Payung Hukum Keamanan Siber Perlu Diperkuat

KILASBANDUNGNEWS.COM – Ancanan Siber di era digital saat ini tidak bisa dipandang sebelah mata. Dari 10 lembaga, tren kebocoran data, dua di antara merupakan lembaga kementerian dan lembaga negara.

Hal tersebut dikemukakan Pengamat Politik dan Keamanan Universitas Padjadjaran (Unpad), Muradi pada Webinar Kebocoran Data dan Urgensi Omnibuslaw Elektronik besutan Indonesian Politics Research & Consulting & HMPS Ilmu Politik Unpad, Selasa (14/9/2021).

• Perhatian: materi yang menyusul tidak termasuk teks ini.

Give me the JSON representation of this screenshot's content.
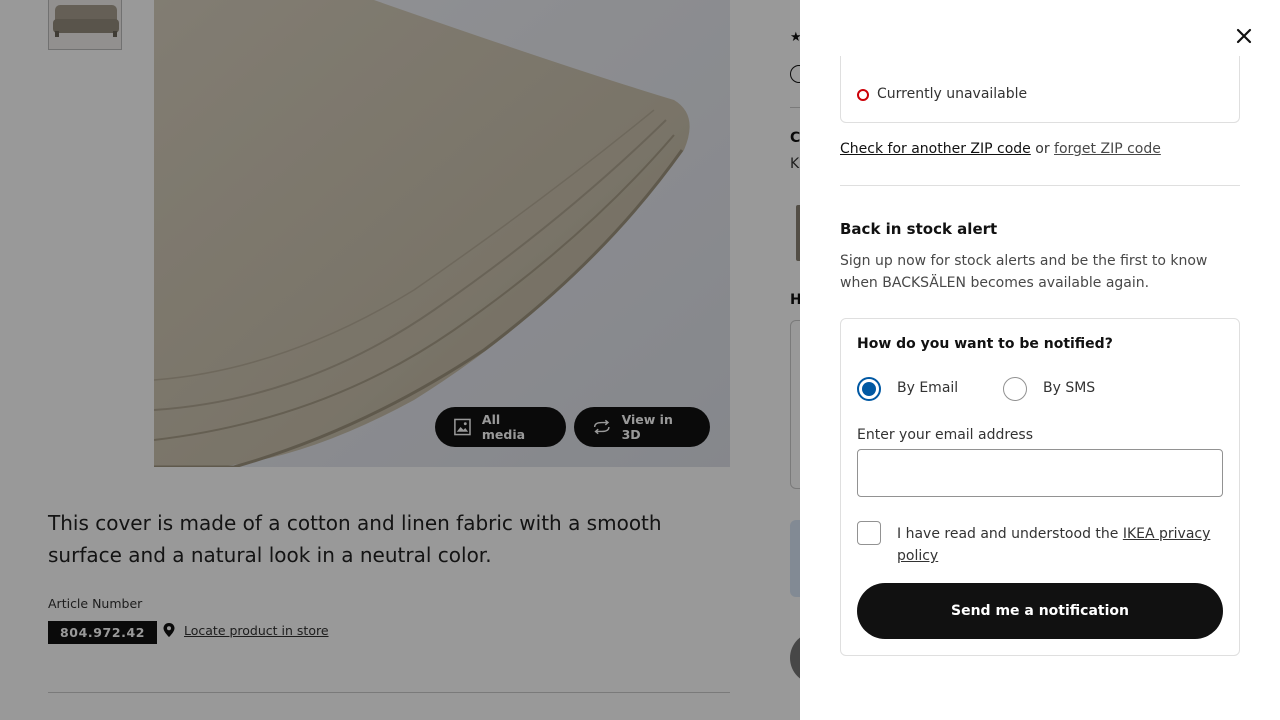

“Bukan hanya kebocoran, tapi juga serta juga situasi yang sebenaranya itu menjadi beban dan tanggungjawab Badan Siber dan Sandi Negara (BSSN). Tapi karena hanya bermodal Perpres, maka posisi BSSN tidak bisa respon terlalu jauh karena legal formalnya tidak bisa terlalu memberikan efek pasti,” ucapnya.

Menurut Muradi, ada 6 yang paling sering memberikan ancaman, yaitu peretasan, kebocoran data, hoaks massif, transaksi ilegal, pencurian data hingga serangan siber. Ancaman-ancaman tersebut memang sudah mempunyai pendekatan terutama dari sisi perundangan.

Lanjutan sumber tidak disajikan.